Sightseers - Ben Wheatley - Chris and Tina (co-writers and co-stars Alice Lowe and Steve Oram) just want to take a nice vacation. We like them immediately for their big, goofy open-faced affection for each other, their stagnant places in life and their mutual recognition of the other as their best bet for moving on to the next stage of their latent adulthoods. They leave Tina's home pulling a camper trailer, which they may decide to pull over and have noisy roadside sex in the back of, in the morning and pull into a slot at the first stop on their tour that evening where they commence an odd and awkwardly escalating confrontation with another vacationing couple. Wheatley, whose previous two pictures really blew me away - the off-balance comic crime drama Down Terrace and the domestic drama turned hit man thriller turned nightfuckingmare Kill List - loads this one with flashes of inspired humor and violence, but it doesn't stand out against his earlier flicks. Best moment: Chris and Tina invite themselves in.

This is Martin Bonner - Chad Hartigan - Alright, everybody, take a deep breath and stretch. Strrrretch. Touch your toes. Do some splits. Feeling limber? Good. Now you're ready to read about This is Martin Bonner on a crime fiction/film blog. It is perhaps the stretchiest stretch of the definition of a crime film I've yet made, dealing only tangentially with the issue of crime as it is about two men - the titular Martin (Paul Eenhoorn) a case worker with a rehabilitation ministry and Travis (Richmond Arquette) a newly paroled convict in Las Vegas - trying to make choices with limited options about the next rest of their lives. That said, it is easily one of the best films I've seen this year. And how did it win me over without the lurid appeals of my typical criminal fare? With heart and soul and two quiet and amazing performances. Both Eenhoorn and Arquette deliver a fuckload of humanity in the simplest dialogue and facial expressions and writer/director Hartigan is so in control of the tone and pace of this shit that the climactic scene involving three characters ordering lunch at a diner is nearly as nerve-wracking as the silent heist sequence in Rififi. So, indulge me. This is a great little flick. Best moment: the diner scene.

Wish You Were Here - Kieran Darcy-Smith - Two Australian couples vacation in Cambodia and only one pair returns home intact.
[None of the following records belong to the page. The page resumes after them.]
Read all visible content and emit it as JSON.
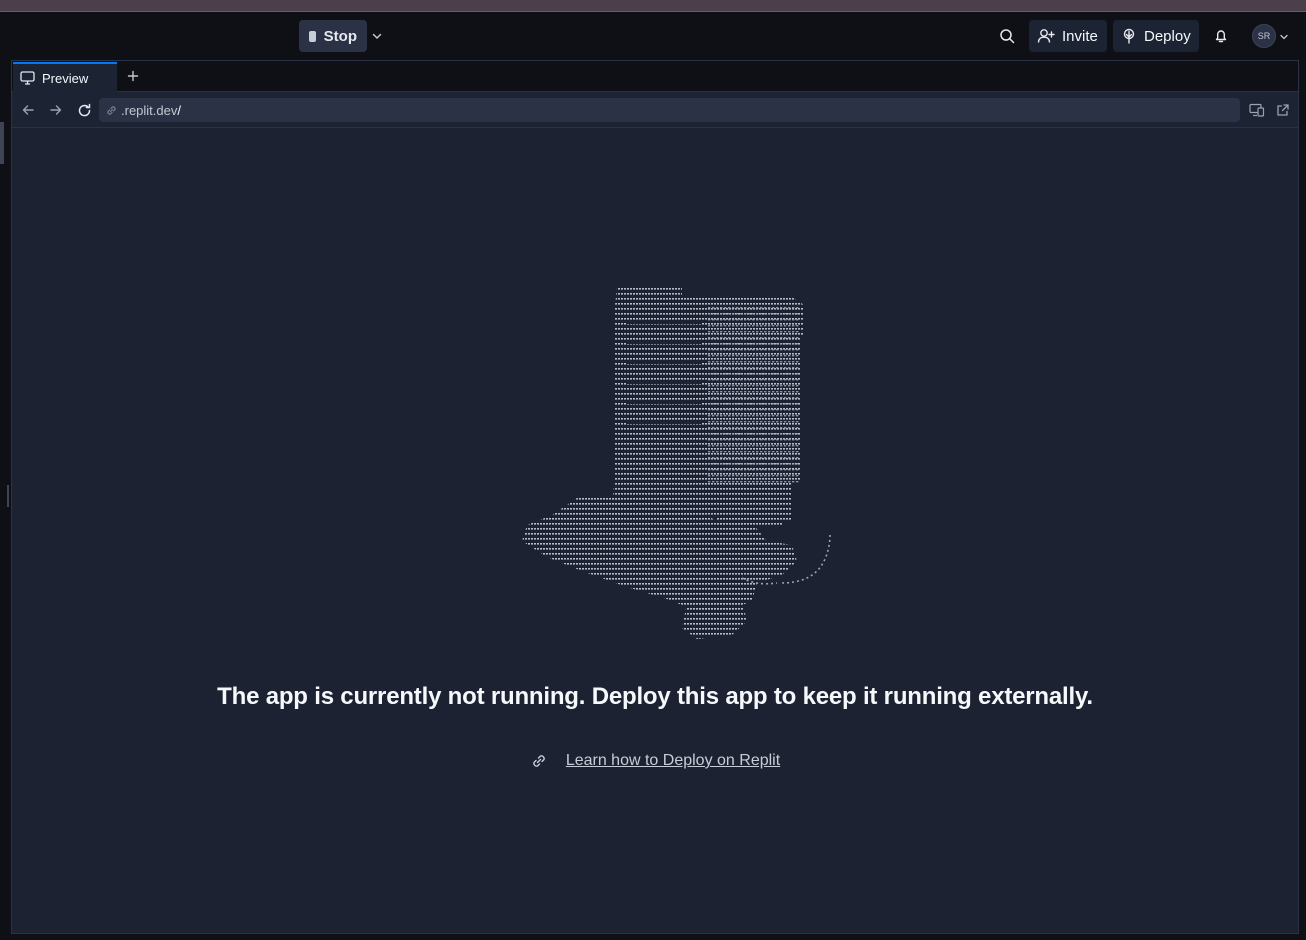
{
  "toolbar": {
    "stop_label": "Stop",
    "invite_label": "Invite",
    "deploy_label": "Deploy",
    "avatar_initials": "SR"
  },
  "tabs": [
    {
      "label": "Preview",
      "icon": "monitor-icon"
    }
  ],
  "urlbar": {
    "url_prefix": ".replit.dev",
    "url_suffix": "/"
  },
  "preview": {
    "headline": "The app is currently not running. Deploy this app to keep it running externally.",
    "learn_link": "Learn how to Deploy on Replit"
  },
  "icons": [
    "search-icon",
    "add-user-icon",
    "deploy-icon",
    "bell-icon",
    "chevron-down-icon",
    "plus-icon",
    "back-arrow-icon",
    "forward-arrow-icon",
    "reload-icon",
    "link-icon",
    "devices-icon",
    "external-link-icon"
  ],
  "colors": {
    "accent": "#0079f2",
    "background": "#0e1015",
    "panel": "#1c2333",
    "button": "#2b3245"
  }
}
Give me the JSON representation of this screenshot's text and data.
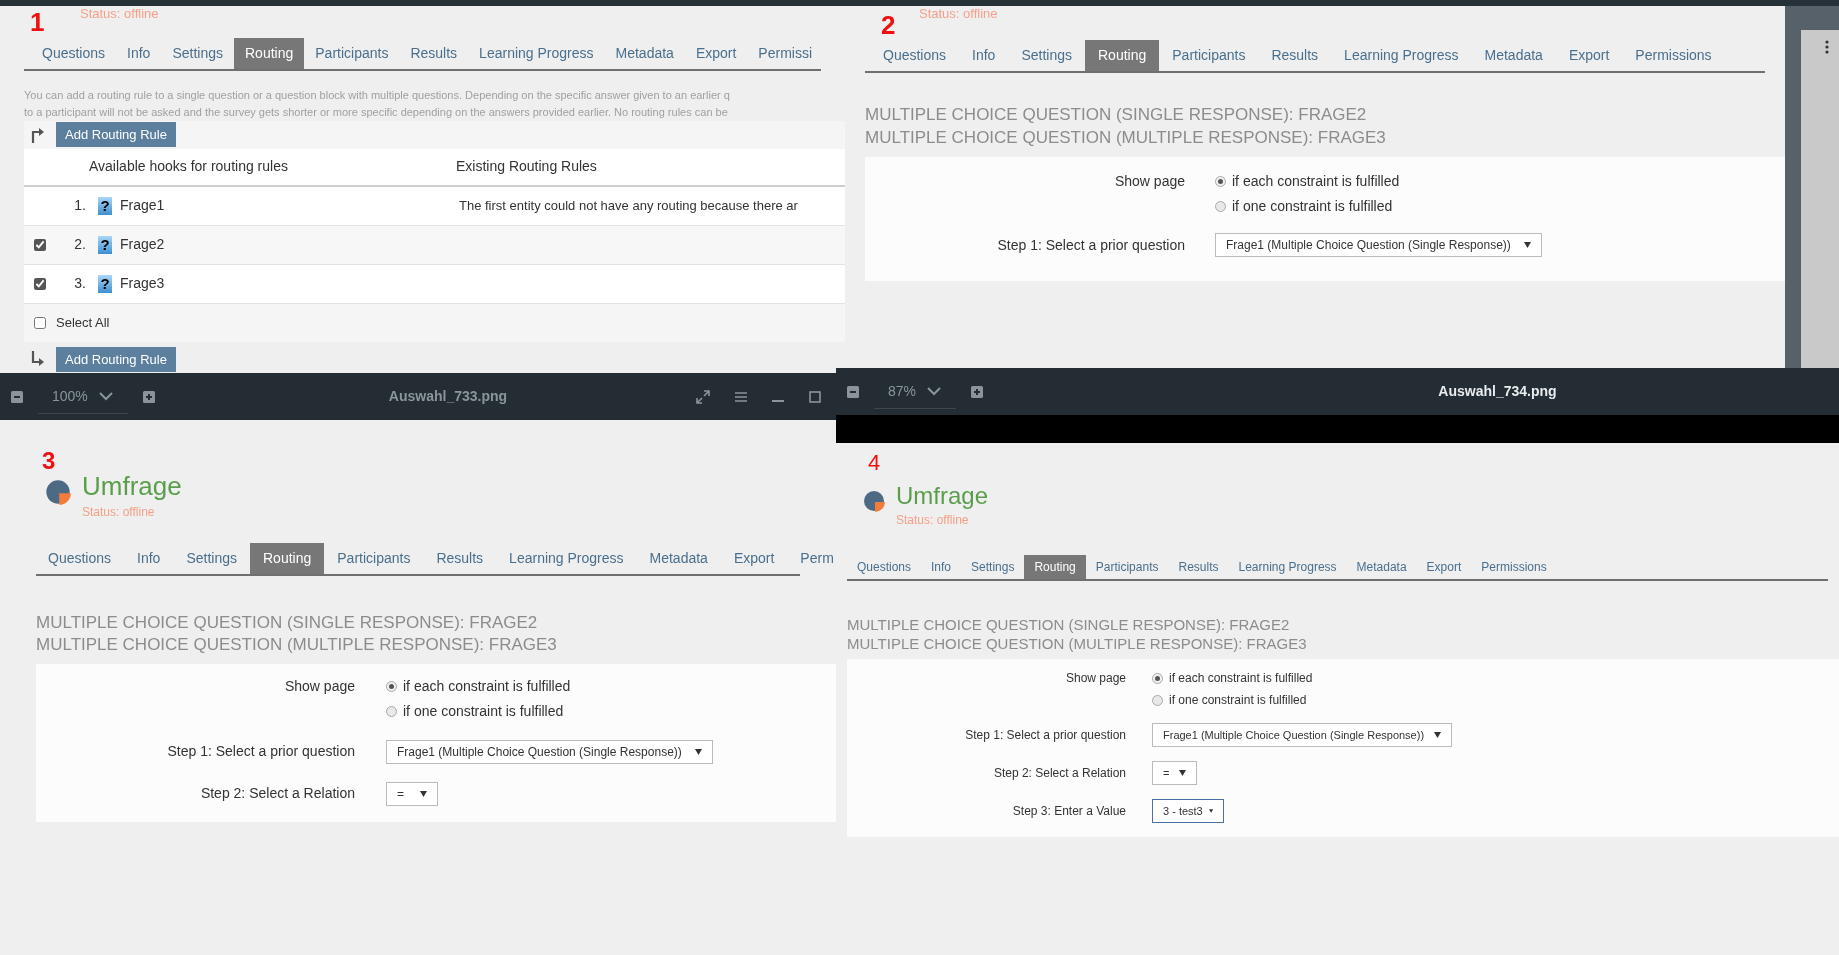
{
  "panels": [
    {
      "kind": "routing_list",
      "number": "1",
      "header": {
        "status": "Status: offline"
      },
      "tabs": [
        {
          "label": "Questions",
          "selected": false
        },
        {
          "label": "Info",
          "selected": false
        },
        {
          "label": "Settings",
          "selected": false
        },
        {
          "label": "Routing",
          "selected": true
        },
        {
          "label": "Participants",
          "selected": false
        },
        {
          "label": "Results",
          "selected": false
        },
        {
          "label": "Learning Progress",
          "selected": false
        },
        {
          "label": "Metadata",
          "selected": false
        },
        {
          "label": "Export",
          "selected": false
        },
        {
          "label": "Permissi",
          "selected": false
        }
      ],
      "intro": [
        "You can add a routing rule to a single question or a question block with multiple questions. Depending on the specific answer given to an earlier q",
        "to a participant will not be asked and the survey gets shorter or more specific depending on the answers provided earlier. No routing rules can be"
      ],
      "add_button": "Add Routing Rule",
      "columns": [
        "Available hooks for routing rules",
        "Existing Routing Rules"
      ],
      "rows": [
        {
          "kind": "fixed",
          "index": "1.",
          "icon": "?",
          "name": "Frage1",
          "rule": "The first entity could not have any routing because there ar"
        },
        {
          "kind": "selectable",
          "checked": true,
          "index": "2.",
          "icon": "?",
          "name": "Frage2"
        },
        {
          "kind": "selectable",
          "checked": true,
          "index": "3.",
          "icon": "?",
          "name": "Frage3"
        }
      ],
      "select_all": {
        "label": "Select All",
        "checked": false
      },
      "add_button_bottom": "Add Routing Rule"
    },
    {
      "kind": "routing_form",
      "number": "2",
      "header": {
        "status": "Status: offline"
      },
      "tabs": [
        {
          "label": "Questions",
          "selected": false
        },
        {
          "label": "Info",
          "selected": false
        },
        {
          "label": "Settings",
          "selected": false
        },
        {
          "label": "Routing",
          "selected": true
        },
        {
          "label": "Participants",
          "selected": false
        },
        {
          "label": "Results",
          "selected": false
        },
        {
          "label": "Learning Progress",
          "selected": false
        },
        {
          "label": "Metadata",
          "selected": false
        },
        {
          "label": "Export",
          "selected": false
        },
        {
          "label": "Permissions",
          "selected": false
        }
      ],
      "headings": [
        "MULTIPLE CHOICE QUESTION (SINGLE RESPONSE): FRAGE2",
        "MULTIPLE CHOICE QUESTION (MULTIPLE RESPONSE): FRAGE3"
      ],
      "show_page": {
        "label": "Show page",
        "options": [
          {
            "label": "if each constraint is fulfilled",
            "selected": true
          },
          {
            "label": "if one constraint is fulfilled",
            "selected": false
          }
        ]
      },
      "steps": [
        {
          "label": "Step 1: Select a prior question",
          "value": "Frage1 (Multiple Choice Question (Single Response))",
          "focused": false
        }
      ]
    },
    {
      "kind": "routing_form",
      "number": "3",
      "viewer": {
        "zoom": "100%",
        "file": "Auswahl_733.png"
      },
      "header": {
        "title": "Umfrage",
        "status": "Status: offline"
      },
      "tabs": [
        {
          "label": "Questions",
          "selected": false
        },
        {
          "label": "Info",
          "selected": false
        },
        {
          "label": "Settings",
          "selected": false
        },
        {
          "label": "Routing",
          "selected": true
        },
        {
          "label": "Participants",
          "selected": false
        },
        {
          "label": "Results",
          "selected": false
        },
        {
          "label": "Learning Progress",
          "selected": false
        },
        {
          "label": "Metadata",
          "selected": false
        },
        {
          "label": "Export",
          "selected": false
        },
        {
          "label": "Perm",
          "selected": false
        }
      ],
      "headings": [
        "MULTIPLE CHOICE QUESTION (SINGLE RESPONSE): FRAGE2",
        "MULTIPLE CHOICE QUESTION (MULTIPLE RESPONSE): FRAGE3"
      ],
      "show_page": {
        "label": "Show page",
        "options": [
          {
            "label": "if each constraint is fulfilled",
            "selected": true
          },
          {
            "label": "if one constraint is fulfilled",
            "selected": false
          }
        ]
      },
      "steps": [
        {
          "label": "Step 1: Select a prior question",
          "value": "Frage1 (Multiple Choice Question (Single Response))",
          "focused": false
        },
        {
          "label": "Step 2: Select a Relation",
          "value": "=",
          "focused": false
        }
      ]
    },
    {
      "kind": "routing_form",
      "number": "4",
      "viewer": {
        "zoom": "87%",
        "file": "Auswahl_734.png"
      },
      "header": {
        "title": "Umfrage",
        "status": "Status: offline"
      },
      "tabs": [
        {
          "label": "Questions",
          "selected": false
        },
        {
          "label": "Info",
          "selected": false
        },
        {
          "label": "Settings",
          "selected": false
        },
        {
          "label": "Routing",
          "selected": true
        },
        {
          "label": "Participants",
          "selected": false
        },
        {
          "label": "Results",
          "selected": false
        },
        {
          "label": "Learning Progress",
          "selected": false
        },
        {
          "label": "Metadata",
          "selected": false
        },
        {
          "label": "Export",
          "selected": false
        },
        {
          "label": "Permissions",
          "selected": false
        }
      ],
      "headings": [
        "MULTIPLE CHOICE QUESTION (SINGLE RESPONSE): FRAGE2",
        "MULTIPLE CHOICE QUESTION (MULTIPLE RESPONSE): FRAGE3"
      ],
      "show_page": {
        "label": "Show page",
        "options": [
          {
            "label": "if each constraint is fulfilled",
            "selected": true
          },
          {
            "label": "if one constraint is fulfilled",
            "selected": false
          }
        ]
      },
      "steps": [
        {
          "label": "Step 1: Select a prior question",
          "value": "Frage1 (Multiple Choice Question (Single Response))",
          "focused": false
        },
        {
          "label": "Step 2: Select a Relation",
          "value": "=",
          "focused": false
        },
        {
          "label": "Step 3: Enter a Value",
          "value": "3 - test3",
          "focused": true
        }
      ]
    }
  ]
}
Dave and Alice (Joel Edgerton and Felicity Price) come home to take care of their family and try to get on with their lives while Alice's sister Steph (Teresa Palmer) stays behind not wanting to abandon hope after the disappearance of her boyfriend. Dave seems particularly haunted and maybe even paranoid... is that car following me? When Steph finally comes back the revelations start and guess what - none of them are pleasant. It's a good film. I really wanted it to be great though. Best moment: Dave might start a riot.